The Squaw Man
There is some niggling among film historians, but this is probably the first feature-length movie to be filmed in Hollywood, beating out The Birth of a Nation by about a year. It was produced by Cecil B. DeMille, a man with zero movie-making experience. (He knew so little he filmed it with two different cameras, each of which used a different format for the sprocket holes. That cost a bundle to fix!) He, and others, were fleeing the violence of the Edison patent wars back east, and also looking for exotic locations. Before that, New Jersey had been used to stand in for everything from the bayous of Louisiana to the Alps of Switzerland. Moviemakers could find just about anything they needed in California. If not, they could build it without worrying that Edison men would burn their sets down in the night. Well, not worrying too much, though the gangsters working for Edison might show up anywhere.
Unlike D.W. Griffith’s awful masterpiece, which is terrible only in its morality, this movie is awful in pretty much every aspect. It shows none of D.W.’s mastery of storytelling, nor any great epic sweep. But worst of all is the story itself. In England, Captain James Wynnegate takes the blame for his cousin’s misfeasance in stealing money from a widow’s and orphan’s fund to cover his gambling debts. Cap’n James is in love with the cousin’s wife, so he does the noble thing, to spare her disgrace and avoid besmirching the family name by taking the blame (though why his taking the blame would save the family is not clear to me). He departs for wildest Montana and becomes a cattle rancher. An Indian princess named Nat-U-Ritch (surprisingly, in this age of black-and brown-faced white people, played by an actual Indian, Red Wing). He marries her and she bears him a son. Whether it’s gratitude or real love isn’t clear to me. The thing is, he owes her, big time. She saved his life once by shooting the man who was about to kill him, and again when he goes “snow blind” and blunders into a steaming hot spring. With no transition at all we cut to the Cap’n frolicking with his 6-year-old son, and then to the cousin hiking in the Alps. He fractures his noggin and, as his last act, writes out a paper exonerating the Cap. The noble family sets out west to take him back.

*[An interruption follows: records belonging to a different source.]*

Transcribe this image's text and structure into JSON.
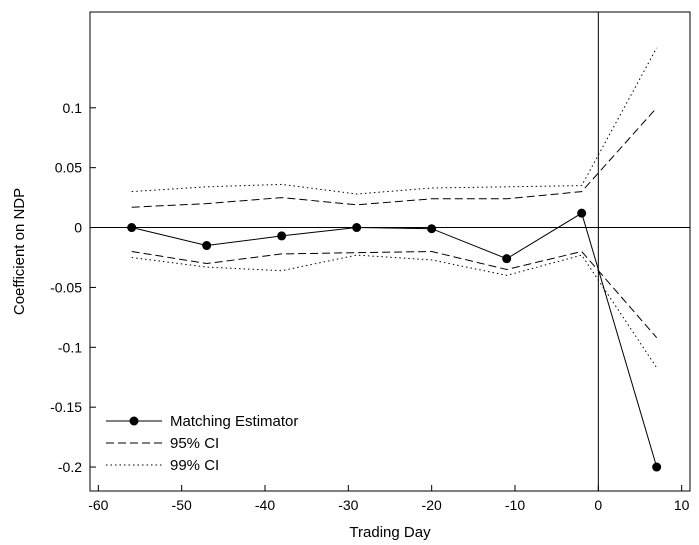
{
  "chart_data": {
    "type": "line",
    "xlabel": "Trading Day",
    "ylabel": "Coefficient on NDP",
    "xlim": [
      -61,
      11
    ],
    "ylim": [
      -0.22,
      0.18
    ],
    "xticks": [
      -60,
      -50,
      -40,
      -30,
      -20,
      -10,
      0,
      10
    ],
    "xtick_labels": [
      "-60",
      "-50",
      "-40",
      "-30",
      "-20",
      "-10",
      "0",
      "10"
    ],
    "yticks": [
      -0.2,
      -0.15,
      -0.1,
      -0.05,
      0,
      0.05,
      0.1
    ],
    "ytick_labels": [
      "-0.2",
      "-0.15",
      "-0.1",
      "-0.05",
      "0",
      "0.05",
      "0.1"
    ],
    "grid": false,
    "legend_position": "bottom-left",
    "reference_lines": {
      "x": 0,
      "y": 0
    },
    "series": [
      {
        "name": "Matching Estimator",
        "style": "solid-markers",
        "color": "#000000",
        "x": [
          -56,
          -47,
          -38,
          -29,
          -20,
          -11,
          -2,
          7
        ],
        "y": [
          0.0,
          -0.015,
          -0.007,
          0.0,
          -0.001,
          -0.026,
          0.012,
          -0.2
        ]
      },
      {
        "name": "95% CI",
        "style": "dashed",
        "color": "#000000",
        "upper": {
          "x": [
            -56,
            -47,
            -38,
            -29,
            -20,
            -11,
            -2,
            7
          ],
          "y": [
            0.017,
            0.02,
            0.025,
            0.019,
            0.024,
            0.024,
            0.03,
            0.1
          ]
        },
        "lower": {
          "x": [
            -56,
            -47,
            -38,
            -29,
            -20,
            -11,
            -2,
            7
          ],
          "y": [
            -0.02,
            -0.03,
            -0.022,
            -0.021,
            -0.02,
            -0.035,
            -0.02,
            -0.092
          ]
        }
      },
      {
        "name": "99% CI",
        "style": "dotted",
        "color": "#000000",
        "upper": {
          "x": [
            -56,
            -47,
            -38,
            -29,
            -20,
            -11,
            -2,
            7
          ],
          "y": [
            0.03,
            0.034,
            0.036,
            0.028,
            0.033,
            0.034,
            0.035,
            0.15
          ]
        },
        "lower": {
          "x": [
            -56,
            -47,
            -38,
            -29,
            -20,
            -11,
            -2,
            7
          ],
          "y": [
            -0.025,
            -0.033,
            -0.036,
            -0.023,
            -0.027,
            -0.04,
            -0.023,
            -0.117
          ]
        }
      }
    ]
  }
}
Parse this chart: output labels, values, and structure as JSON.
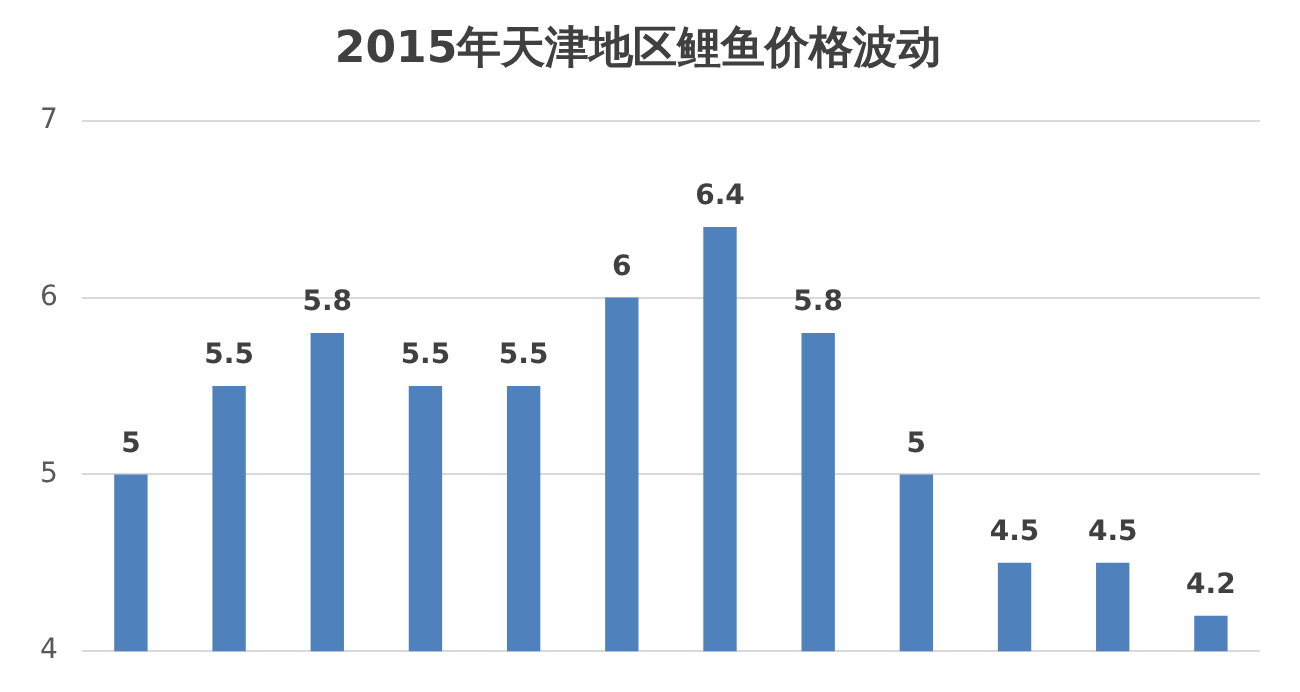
{
  "chart_data": {
    "type": "bar",
    "title": "2015年天津地区鲤鱼价格波动",
    "categories": [
      null,
      null,
      null,
      null,
      null,
      null,
      null,
      null,
      null,
      null,
      null,
      null
    ],
    "values": [
      5,
      5.5,
      5.8,
      5.5,
      5.5,
      6,
      6.4,
      5.8,
      5,
      4.5,
      4.5,
      4.2
    ],
    "color": "#4f81bd",
    "ylim": [
      4,
      7
    ],
    "yticks": [
      4,
      5,
      6,
      7
    ],
    "grid": "y",
    "data_labels": true,
    "tick_labels": "y"
  }
}
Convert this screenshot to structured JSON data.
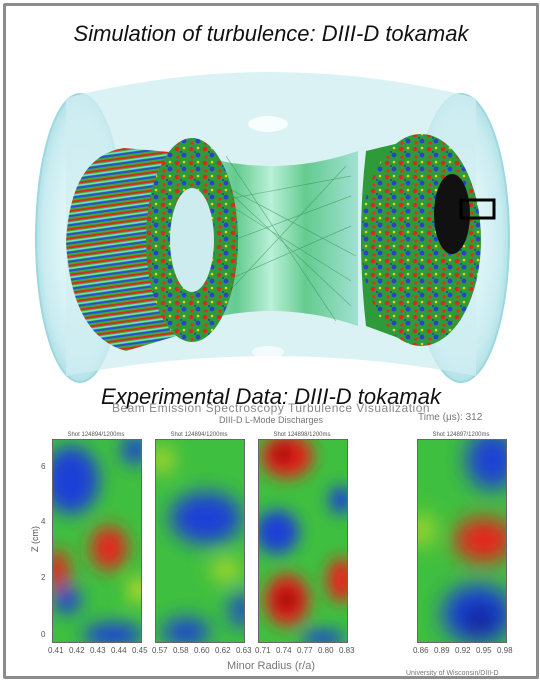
{
  "top_title": "Simulation of turbulence:  DIII-D tokamak",
  "mid_title": "Experimental Data:  DIII-D tokamak",
  "bes": {
    "title": "Beam Emission Spectroscopy Turbulence Visualization",
    "subtitle": "DIII-D L-Mode Discharges",
    "time_label": "Time (μs): 312",
    "ylabel": "Z (cm)",
    "xlabel": "Minor Radius (r/a)",
    "credit": "University of Wisconsin/DIII-D",
    "y_ticks": [
      "6",
      "4",
      "2",
      "0"
    ],
    "panels": [
      {
        "shot": "Shot 124894/1200ms",
        "xticks": [
          "0.41",
          "0.42",
          "0.43",
          "0.44",
          "0.45"
        ]
      },
      {
        "shot": "Shot 124894/1200ms",
        "xticks": [
          "0.57",
          "0.58",
          "0.60",
          "0.62",
          "0.63"
        ]
      },
      {
        "shot": "Shot 124898/1200ms",
        "xticks": [
          "0.71",
          "0.74",
          "0.77",
          "0.80",
          "0.83"
        ]
      },
      {
        "shot": "Shot 124897/1200ms",
        "xticks": [
          "0.86",
          "0.89",
          "0.92",
          "0.95",
          "0.98"
        ]
      }
    ]
  },
  "colors": {
    "red": "#e8201a",
    "green": "#3fbf3f",
    "blue": "#1a3fd6",
    "plasma_glass": "#bfe9ee"
  }
}
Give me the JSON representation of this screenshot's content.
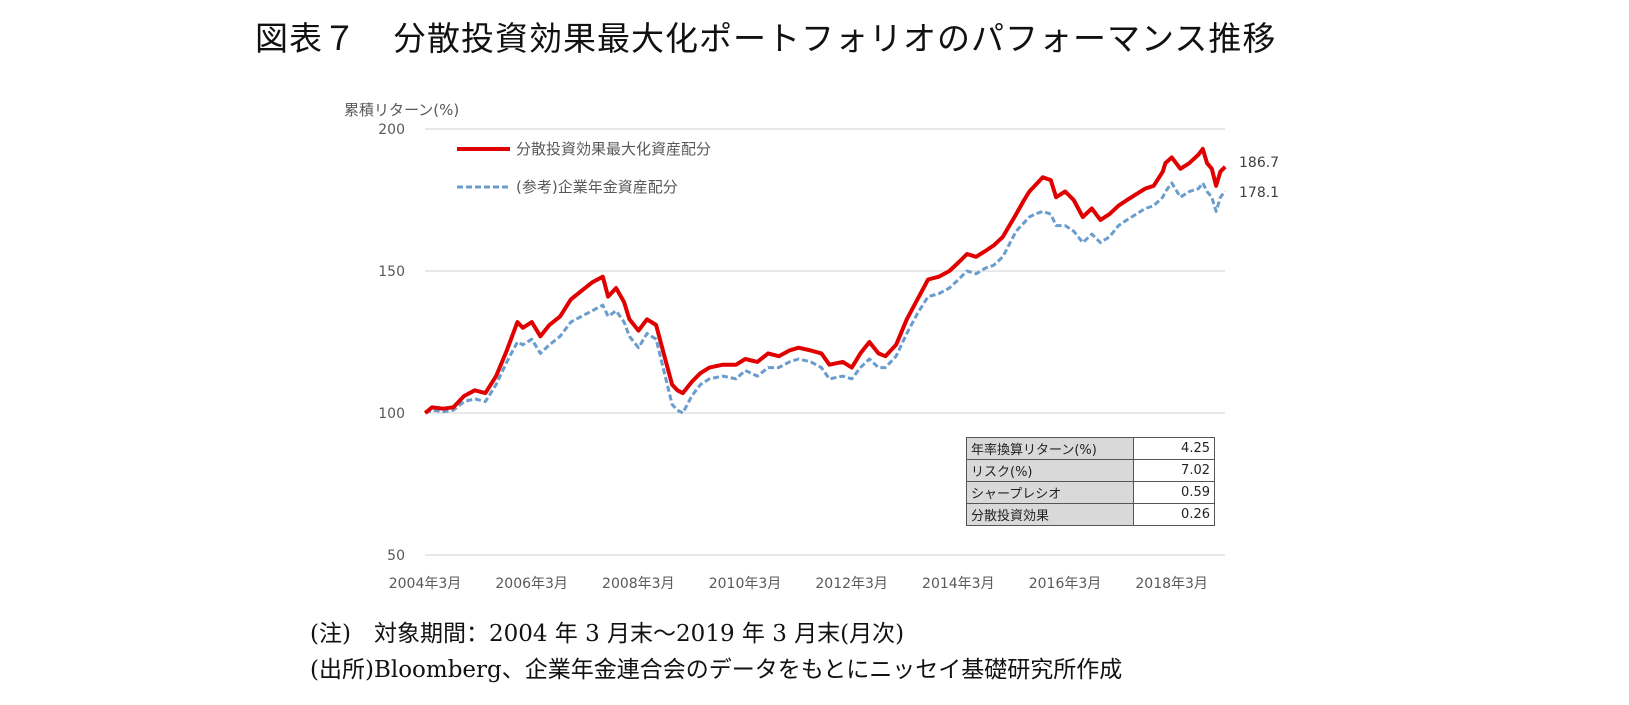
{
  "title": {
    "prefix": "図表７",
    "text": "分散投資効果最大化ポートフォリオのパフォーマンス推移"
  },
  "chart_data": {
    "type": "line",
    "ylabel": "累積リターン(%)",
    "ylim": [
      50,
      200
    ],
    "yticks": [
      50,
      100,
      150,
      200
    ],
    "xlim": [
      2004.167,
      2019.167
    ],
    "xticks": [
      {
        "x": 2004.167,
        "label": "2004年3月"
      },
      {
        "x": 2006.167,
        "label": "2006年3月"
      },
      {
        "x": 2008.167,
        "label": "2008年3月"
      },
      {
        "x": 2010.167,
        "label": "2010年3月"
      },
      {
        "x": 2012.167,
        "label": "2012年3月"
      },
      {
        "x": 2014.167,
        "label": "2014年3月"
      },
      {
        "x": 2016.167,
        "label": "2016年3月"
      },
      {
        "x": 2018.167,
        "label": "2018年3月"
      }
    ],
    "grid": true,
    "legend_position": "top-left",
    "series": [
      {
        "name": "分散投資効果最大化資産配分",
        "color": "#e00000",
        "style": "solid",
        "end_label": "186.7",
        "x": [
          2004.17,
          2004.3,
          2004.5,
          2004.7,
          2004.9,
          2005.1,
          2005.3,
          2005.5,
          2005.7,
          2005.9,
          2006.0,
          2006.17,
          2006.33,
          2006.5,
          2006.7,
          2006.9,
          2007.1,
          2007.3,
          2007.5,
          2007.6,
          2007.75,
          2007.9,
          2008.0,
          2008.17,
          2008.33,
          2008.5,
          2008.67,
          2008.8,
          2008.9,
          2009.0,
          2009.17,
          2009.33,
          2009.5,
          2009.75,
          2010.0,
          2010.17,
          2010.4,
          2010.6,
          2010.8,
          2011.0,
          2011.17,
          2011.4,
          2011.6,
          2011.75,
          2012.0,
          2012.17,
          2012.33,
          2012.5,
          2012.67,
          2012.8,
          2013.0,
          2013.2,
          2013.4,
          2013.6,
          2013.8,
          2014.0,
          2014.17,
          2014.33,
          2014.5,
          2014.67,
          2014.83,
          2015.0,
          2015.25,
          2015.4,
          2015.5,
          2015.6,
          2015.75,
          2015.9,
          2016.0,
          2016.17,
          2016.33,
          2016.5,
          2016.67,
          2016.83,
          2017.0,
          2017.17,
          2017.33,
          2017.5,
          2017.67,
          2017.83,
          2018.0,
          2018.05,
          2018.17,
          2018.33,
          2018.5,
          2018.67,
          2018.75,
          2018.83,
          2018.92,
          2019.0,
          2019.08,
          2019.17
        ],
        "y": [
          100,
          102,
          101.5,
          102,
          106,
          108,
          107,
          113,
          122,
          132,
          130,
          132,
          127,
          131,
          134,
          140,
          143,
          146,
          148,
          141,
          144,
          139,
          133,
          129,
          133,
          131,
          119,
          110,
          108,
          107,
          111,
          114,
          116,
          117,
          117,
          119,
          118,
          121,
          120,
          122,
          123,
          122,
          121,
          117,
          118,
          116,
          121,
          125,
          121,
          120,
          124,
          133,
          140,
          147,
          148,
          150,
          153,
          156,
          155,
          157,
          159,
          162,
          170,
          175,
          178,
          180,
          183,
          182,
          176,
          178,
          175,
          169,
          172,
          168,
          170,
          173,
          175,
          177,
          179,
          180,
          185,
          188,
          190,
          186,
          188,
          191,
          193,
          188,
          186,
          180,
          185,
          186.7
        ]
      },
      {
        "name": "(参考)企業年金資産配分",
        "color": "#6a9ccd",
        "style": "dashed",
        "end_label": "178.1",
        "x": [
          2004.17,
          2004.3,
          2004.5,
          2004.7,
          2004.9,
          2005.1,
          2005.3,
          2005.5,
          2005.7,
          2005.9,
          2006.0,
          2006.17,
          2006.33,
          2006.5,
          2006.7,
          2006.9,
          2007.1,
          2007.3,
          2007.5,
          2007.6,
          2007.75,
          2007.9,
          2008.0,
          2008.17,
          2008.33,
          2008.5,
          2008.67,
          2008.8,
          2008.9,
          2009.0,
          2009.17,
          2009.33,
          2009.5,
          2009.75,
          2010.0,
          2010.17,
          2010.4,
          2010.6,
          2010.8,
          2011.0,
          2011.17,
          2011.4,
          2011.6,
          2011.75,
          2012.0,
          2012.17,
          2012.33,
          2012.5,
          2012.67,
          2012.8,
          2013.0,
          2013.2,
          2013.4,
          2013.6,
          2013.8,
          2014.0,
          2014.17,
          2014.33,
          2014.5,
          2014.67,
          2014.83,
          2015.0,
          2015.25,
          2015.4,
          2015.5,
          2015.6,
          2015.75,
          2015.9,
          2016.0,
          2016.17,
          2016.33,
          2016.5,
          2016.67,
          2016.83,
          2017.0,
          2017.17,
          2017.33,
          2017.5,
          2017.67,
          2017.83,
          2018.0,
          2018.05,
          2018.17,
          2018.33,
          2018.5,
          2018.67,
          2018.75,
          2018.83,
          2018.92,
          2019.0,
          2019.08,
          2019.17
        ],
        "y": [
          100,
          101,
          100.5,
          101,
          104,
          105,
          104,
          110,
          118,
          125,
          124,
          126,
          121,
          124,
          127,
          132,
          134,
          136,
          138,
          134,
          136,
          132,
          127,
          123,
          128,
          126,
          113,
          103,
          101,
          100,
          106,
          110,
          112,
          113,
          112,
          115,
          113,
          116,
          116,
          118,
          119,
          118,
          116,
          112,
          113,
          112,
          116,
          119,
          116,
          116,
          120,
          128,
          135,
          141,
          142,
          144,
          147,
          150,
          149,
          151,
          152,
          155,
          164,
          167,
          169,
          170,
          171,
          170,
          166,
          166,
          164,
          160,
          163,
          160,
          162,
          166,
          168,
          170,
          172,
          173,
          176,
          178,
          181,
          176,
          178,
          179,
          181,
          178,
          176,
          171,
          176,
          178.1
        ]
      }
    ]
  },
  "stats_table": [
    {
      "label": "年率換算リターン(%)",
      "value": "4.25"
    },
    {
      "label": "リスク(%)",
      "value": "7.02"
    },
    {
      "label": "シャープレシオ",
      "value": "0.59"
    },
    {
      "label": "分散投資効果",
      "value": "0.26"
    }
  ],
  "notes": {
    "line1": "(注)　対象期間：2004 年 3 月末～2019 年 3 月末(月次)",
    "line2": "(出所)Bloomberg、企業年金連合会のデータをもとにニッセイ基礎研究所作成"
  }
}
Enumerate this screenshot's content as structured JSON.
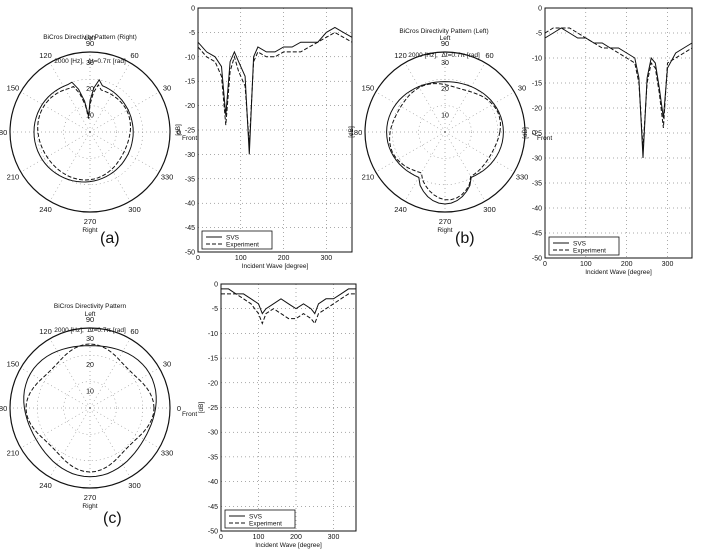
{
  "panels": [
    {
      "id": "a",
      "label": "(a)",
      "polar": {
        "title_line1": "BiCros Directivity Pattern (Right)",
        "title_line2": "2000 [Hz],  Δt=0.7π [rad]",
        "angle_labels": {
          "0": "0",
          "30": "30",
          "60": "60",
          "90": "90",
          "120": "120",
          "150": "150",
          "180": "180",
          "210": "210",
          "240": "240",
          "270": "270",
          "300": "300",
          "330": "330"
        },
        "radial_labels": [
          "10",
          "20",
          "30"
        ],
        "side_labels": {
          "left": "Left",
          "right": "Right",
          "front": "Front",
          "unit": "[dB]"
        }
      },
      "chart_data": {
        "type": "line",
        "xlabel": "Incident Wave [degree]",
        "ylabel": "[dB]",
        "xlim": [
          0,
          360
        ],
        "ylim": [
          -50,
          0
        ],
        "xticks": [
          0,
          100,
          200,
          300
        ],
        "yticks": [
          0,
          -5,
          -10,
          -15,
          -20,
          -25,
          -30,
          -35,
          -40,
          -45,
          -50
        ],
        "legend_position": "bottom",
        "series": [
          {
            "name": "SVS",
            "style": "solid",
            "x": [
              0,
              20,
              40,
              55,
              65,
              75,
              85,
              95,
              110,
              120,
              130,
              140,
              160,
              180,
              200,
              220,
              240,
              260,
              280,
              300,
              320,
              340,
              360
            ],
            "y": [
              -7,
              -9,
              -10,
              -12,
              -22,
              -11,
              -9,
              -11,
              -14,
              -30,
              -10,
              -8,
              -9,
              -9,
              -8,
              -8,
              -7,
              -7,
              -7,
              -5,
              -4,
              -5,
              -6
            ]
          },
          {
            "name": "Experiment",
            "style": "dashed",
            "x": [
              0,
              20,
              40,
              55,
              65,
              75,
              85,
              95,
              110,
              120,
              130,
              140,
              160,
              180,
              200,
              220,
              240,
              260,
              280,
              300,
              320,
              340,
              360
            ],
            "y": [
              -8,
              -10,
              -11,
              -14,
              -24,
              -13,
              -10,
              -13,
              -16,
              -28,
              -11,
              -9,
              -10,
              -10,
              -9,
              -9,
              -9,
              -8,
              -7,
              -6,
              -5,
              -6,
              -7
            ]
          }
        ]
      }
    },
    {
      "id": "b",
      "label": "(b)",
      "polar": {
        "title_line1": "BiCros Directivity Pattern (Left)",
        "title_line2": "2000 [Hz],  Δt=0.7π [rad]",
        "angle_labels": {
          "0": "0",
          "30": "30",
          "60": "60",
          "90": "90",
          "120": "120",
          "150": "150",
          "180": "180",
          "210": "210",
          "240": "240",
          "270": "270",
          "300": "300",
          "330": "330"
        },
        "radial_labels": [
          "10",
          "20",
          "30"
        ],
        "side_labels": {
          "left": "Left",
          "right": "Right",
          "front": "Front",
          "unit": "[dB]"
        }
      },
      "chart_data": {
        "type": "line",
        "xlabel": "Incident Wave [degree]",
        "ylabel": "[dB]",
        "xlim": [
          0,
          360
        ],
        "ylim": [
          -50,
          0
        ],
        "xticks": [
          0,
          100,
          200,
          300
        ],
        "yticks": [
          0,
          -5,
          -10,
          -15,
          -20,
          -25,
          -30,
          -35,
          -40,
          -45,
          -50
        ],
        "legend_position": "bottom",
        "series": [
          {
            "name": "SVS",
            "style": "solid",
            "x": [
              0,
              20,
              40,
              60,
              80,
              100,
              120,
              140,
              160,
              180,
              200,
              220,
              230,
              240,
              250,
              260,
              270,
              280,
              290,
              300,
              320,
              340,
              360
            ],
            "y": [
              -6,
              -5,
              -4,
              -5,
              -6,
              -6,
              -7,
              -7,
              -8,
              -8,
              -9,
              -10,
              -14,
              -30,
              -14,
              -10,
              -11,
              -16,
              -22,
              -12,
              -9,
              -8,
              -7
            ]
          },
          {
            "name": "Experiment",
            "style": "dashed",
            "x": [
              0,
              20,
              40,
              60,
              80,
              100,
              120,
              140,
              160,
              180,
              200,
              220,
              230,
              240,
              250,
              260,
              270,
              280,
              290,
              300,
              320,
              340,
              360
            ],
            "y": [
              -5,
              -4,
              -4,
              -4,
              -5,
              -6,
              -7,
              -8,
              -8,
              -9,
              -10,
              -11,
              -15,
              -28,
              -15,
              -11,
              -12,
              -17,
              -24,
              -11,
              -10,
              -9,
              -8
            ]
          }
        ]
      }
    },
    {
      "id": "c",
      "label": "(c)",
      "polar": {
        "title_line1": "BiCros Directivity Pattern",
        "title_line2": "2000 [Hz],  Δt=0.7π [rad]",
        "angle_labels": {
          "0": "0",
          "30": "30",
          "60": "60",
          "90": "90",
          "120": "120",
          "150": "150",
          "180": "180",
          "210": "210",
          "240": "240",
          "270": "270",
          "300": "300",
          "330": "330"
        },
        "radial_labels": [
          "10",
          "20",
          "30"
        ],
        "side_labels": {
          "left": "Left",
          "right": "Right",
          "front": "Front",
          "unit": "[dB]"
        }
      },
      "chart_data": {
        "type": "line",
        "xlabel": "Incident Wave [degree]",
        "ylabel": "[dB]",
        "xlim": [
          0,
          360
        ],
        "ylim": [
          -50,
          0
        ],
        "xticks": [
          0,
          100,
          200,
          300
        ],
        "yticks": [
          0,
          -5,
          -10,
          -15,
          -20,
          -25,
          -30,
          -35,
          -40,
          -45,
          -50
        ],
        "legend_position": "bottom",
        "series": [
          {
            "name": "SVS",
            "style": "solid",
            "x": [
              0,
              20,
              40,
              60,
              80,
              100,
              110,
              120,
              140,
              160,
              180,
              200,
              220,
              240,
              250,
              260,
              280,
              300,
              320,
              340,
              360
            ],
            "y": [
              -1,
              -1,
              -2,
              -2,
              -3,
              -4,
              -6,
              -5,
              -4,
              -3,
              -4,
              -5,
              -4,
              -5,
              -6,
              -4,
              -3,
              -3,
              -2,
              -1,
              -1
            ]
          },
          {
            "name": "Experiment",
            "style": "dashed",
            "x": [
              0,
              20,
              40,
              60,
              80,
              100,
              110,
              120,
              140,
              160,
              180,
              200,
              220,
              240,
              250,
              260,
              280,
              300,
              320,
              340,
              360
            ],
            "y": [
              -2,
              -2,
              -2,
              -3,
              -4,
              -6,
              -8,
              -6,
              -5,
              -6,
              -7,
              -7,
              -6,
              -7,
              -8,
              -6,
              -5,
              -4,
              -3,
              -2,
              -2
            ]
          }
        ]
      }
    }
  ]
}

The new widow is shocked that he’s married to a redskin, but it is decided they’ll take him back to Blighty and raise him properly. After all, he is the future Earl of Snotbury, or something. Can’t have him growing up with a squaw for a mother. Nobody consults Nat-U-Ritch about this. Once more Cap’n decides to do the noble thing, and stays behind. But the sheriff wants to arrest the squaw for murder. She solves everybody’s problems by shooting herself. Noble Cap holds her lifeless body and says “Poor little mother.” THE END. It’s all so bloody convenient for everybody but poor Nat. Now Cap’n can marry his English slut and raise the poor kid to be a proper little shit. It all just made me terribly angry. CB liked the story so much he made it two more times.